Why the iPad for College Students is more than Angry Birds

Please meet Ned, a 21-year-old junior at SUNY at Buffalo. If you had asked me twenty years ago where Ned would be today, I would have had difficulty answering this question. When Ned was 18 months, my cousins, who were therapists and familiar with special education, advised me to have Ned evaluated. His symptoms were as follows: little or no language; screaming to a pitch that could break glass; could not drink from a bottle, but could breast feed; could not raise his upper body to crawl; night terrors and, as he got older, the list continued to grow longer. My ex-husband and I took Ned to a facility near our home to have him evaluated. As we waited, I thought the therapists would come in and say, “He’s just fine, go home and give him some time." Three hours passed and in came a physical therapist, occupational therapist and a speech/language therapist. Each one had something to say, from "hypotonic," to "receptive and expressive language difficulties," to "sluggish fine-motor skills." The recommendation: a special pre-school and a classification as a child with a disability. What next?, I wondered.

There was no Internet, but a friend recommended an organization called SEPTA- Special Education Parent Teacher Association.With trepidation I went to the first meeting. Lo and behold, I knew quite a few of the moms. I now knew I was not alone, making this new life a lot easier.

Ned received services all throughout his school years. I decided to hold him back in kindergarten even though he was a July birthday. He was in a self-contained kindergarten for the first year in a different school building. The following year he started fresh in kindergarten with the most fabulous teacher. Ned acclimated quite well to school. As he got older he was “labeled” learning disabled. I did a tremendous amount of research, became a Parent Member for Annual Reviews and upon getting divorced, went for my Master’s in Special Education. At the same time the computer was just beginning to evolve and I took to it like glue, as did Ned. He benefited with visual learning, as receptive and expressive language skills were always difficult for him. He scored in the 18th percentile in written expression at his last Triennial.

One of the most useful tools we found was Inspirations, a software program that helped Ned to comprehend, organize his thoughts, and most of all, study for an exam. This program, his testing modifications (which he continues to use in college) and learning how to advocate for himself allowed Ned to graduate high school in the top 50 of his class.

Today Ned has finally received an iPad. Overjoyed is an understatement! Ned is a graphic arts major and the media director of the Student Association at SUNY at Buffalo.

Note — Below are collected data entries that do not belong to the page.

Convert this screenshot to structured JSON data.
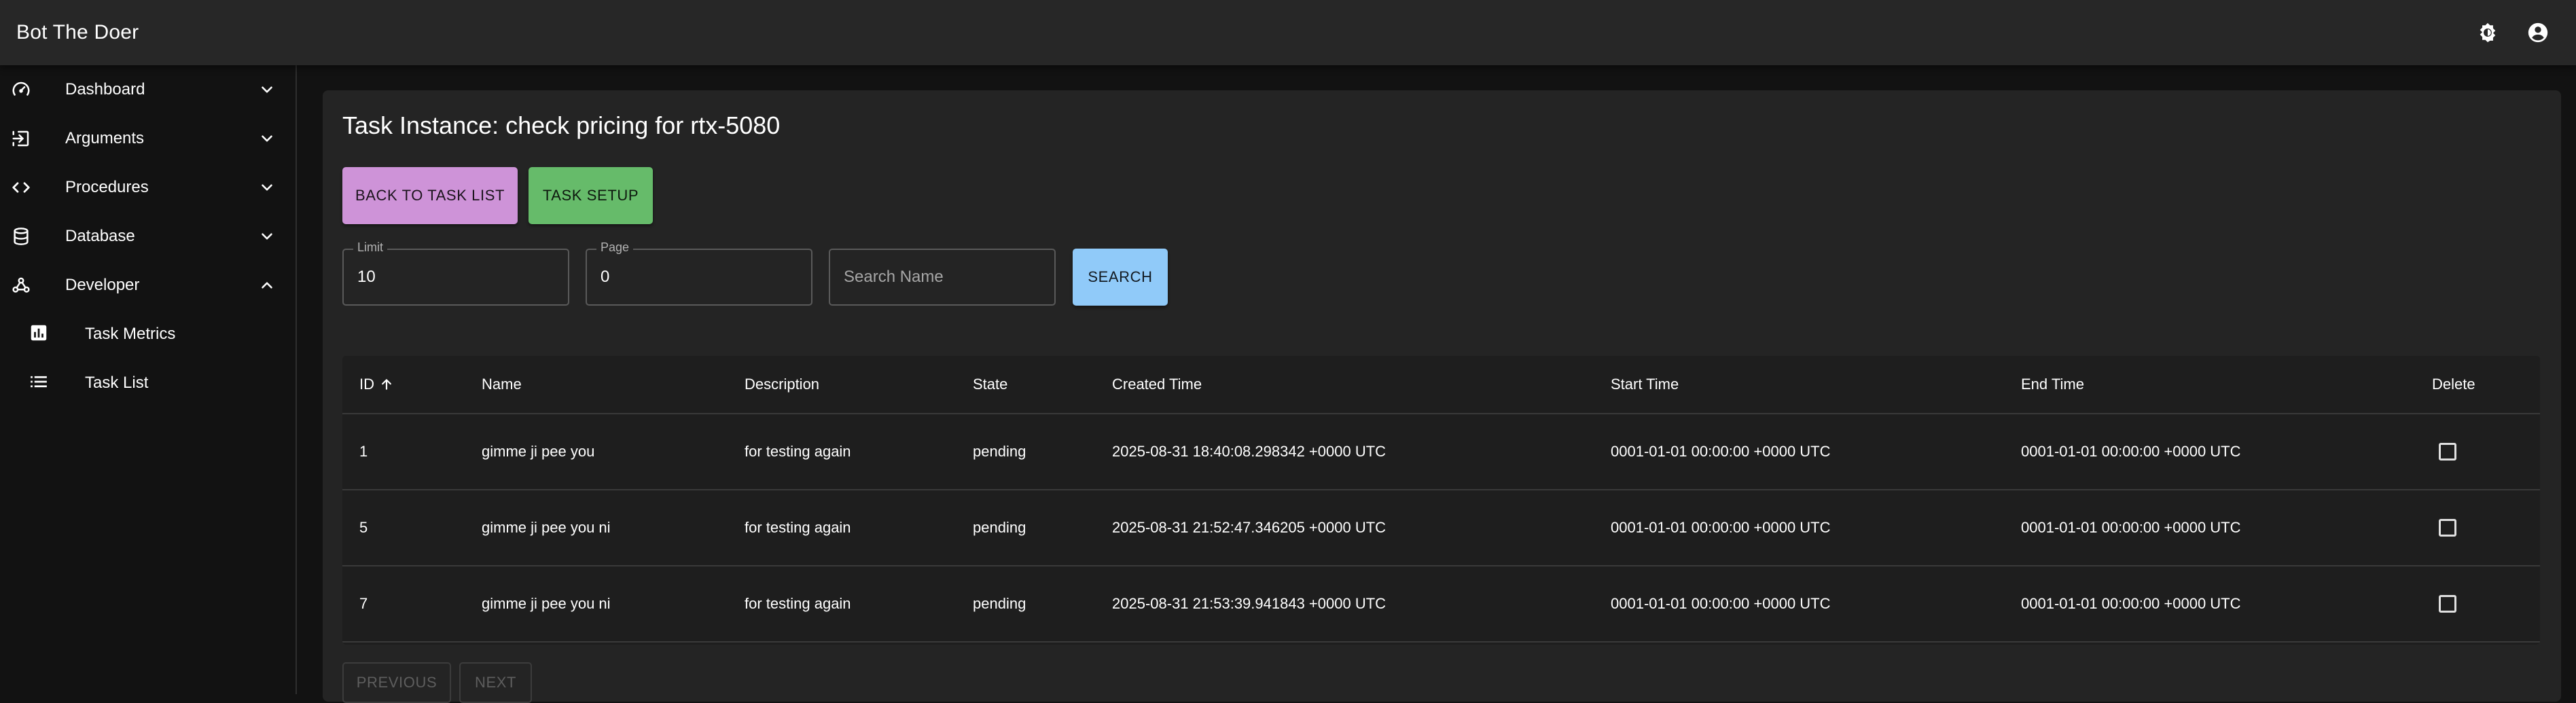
{
  "app": {
    "title": "Bot The Doer"
  },
  "appbar": {
    "icons": [
      "settings-brightness-icon",
      "account-circle-icon"
    ]
  },
  "sidebar": {
    "items": [
      {
        "label": "Dashboard",
        "icon": "speedometer-icon",
        "expanded": false
      },
      {
        "label": "Arguments",
        "icon": "input-icon",
        "expanded": false
      },
      {
        "label": "Procedures",
        "icon": "code-icon",
        "expanded": false
      },
      {
        "label": "Database",
        "icon": "database-icon",
        "expanded": false
      },
      {
        "label": "Developer",
        "icon": "webhook-icon",
        "expanded": true
      }
    ],
    "subitems": [
      {
        "label": "Task Metrics",
        "icon": "bar-chart-icon"
      },
      {
        "label": "Task List",
        "icon": "list-icon"
      }
    ]
  },
  "page": {
    "title": "Task Instance: check pricing for rtx-5080",
    "back_button": "BACK TO TASK LIST",
    "setup_button": "TASK SETUP",
    "search_button": "SEARCH"
  },
  "filters": {
    "limit_label": "Limit",
    "limit_value": "10",
    "page_label": "Page",
    "page_value": "0",
    "search_placeholder": "Search Name"
  },
  "table": {
    "columns": [
      "ID",
      "Name",
      "Description",
      "State",
      "Created Time",
      "Start Time",
      "End Time",
      "Delete"
    ],
    "sort": {
      "column": "ID",
      "direction": "ascending"
    },
    "rows": [
      {
        "id": "1",
        "name": "gimme ji pee you",
        "description": "for testing again",
        "state": "pending",
        "created": "2025-08-31 18:40:08.298342 +0000 UTC",
        "start": "0001-01-01 00:00:00 +0000 UTC",
        "end": "0001-01-01 00:00:00 +0000 UTC",
        "delete_checked": false
      },
      {
        "id": "5",
        "name": "gimme ji pee you ni",
        "description": "for testing again",
        "state": "pending",
        "created": "2025-08-31 21:52:47.346205 +0000 UTC",
        "start": "0001-01-01 00:00:00 +0000 UTC",
        "end": "0001-01-01 00:00:00 +0000 UTC",
        "delete_checked": false
      },
      {
        "id": "7",
        "name": "gimme ji pee you ni",
        "description": "for testing again",
        "state": "pending",
        "created": "2025-08-31 21:53:39.941843 +0000 UTC",
        "start": "0001-01-01 00:00:00 +0000 UTC",
        "end": "0001-01-01 00:00:00 +0000 UTC",
        "delete_checked": false
      }
    ]
  },
  "pagination": {
    "previous_label": "PREVIOUS",
    "next_label": "NEXT"
  },
  "colors": {
    "app_bar": "#272727",
    "background": "#121212",
    "panel": "#242424",
    "back_button": "#ce93d8",
    "setup_button": "#66bb6a",
    "search_button": "#90caf9"
  }
}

I loaded his iPad with apps that I thought would benefit him. Here are Ned’s thoughts:

I am neat and organized, but best of all I never worry about losing a piece of paper. Instead of packing my book bag with notebooks for every class I just put in my iPad and stylus. It has helped me color code notebooks, use different colored pens, highlight and immediately send a document to a teacher.

Ned’s favorite apps and why:

Noteshelf- Ned made an in-app purchase for “agenda paper” for the app; planners to help him with his weekly agenda. In addition he made a notebook for each class using a different color. He prefers the ability to type vs the handwriting in the notebook. He enjoys the app because it feels like a real notebook and the stylus feels like he is writing with a pen.

iAnnotate- Ned says, “in many of my classes teachers use PDFs on Blackboard.” The app allows him to zoom in highlight and annotate the PDFs.

Evernote- “I love the simplicity!” comments Ned. As an RA (Resident Assistant), he has a list of all of his students with emergency contacts at his finger tips on his iPad, iPhone and of course his Macbook Pro. As the Media Director, he receives business cards daily. He takes a picture of it and zap! he has it in all three places. Evernote also works well with so many of his other programs he always knows where everything will be.

Dropbox- Great to have an assignment on the run. "I love to go to the school library just with my iPad and continue working on an assignment that I uploaded onto my Dropbox," says Ned.

Flashcards* Ned is the King of flashcards! Along with Inspirations, Ned always made flashcards to reinforce facts. Ned is taking geology this semester -- a tough class for him as it is not in his comfort zone. He makes his flashcards on Quizlet and downloads them to his iPad. He loves its ease and the fact that he will not lose or tear them.

As a graphic artist Ned loves two other art apps:

Livesketch HD- Allows you to sketch like you are using a pencil and paper.

Adobe Ideas- Ned loves to scribble and is responsible for poster ideas at school. He can do both with this app.

And of course, Ned is eagerly awaiting the Inspirations App, which will be out shortly.

Finally, to the teachers and administrators— thank you for listening and not being afraid to step out of your comfort zone when technology was introduced. To everyone— don’t give up! My son will always have a learning disability, but he has the tools to help him succeed.

Vicki Windman is a special education teacher at Clarkstown High School South.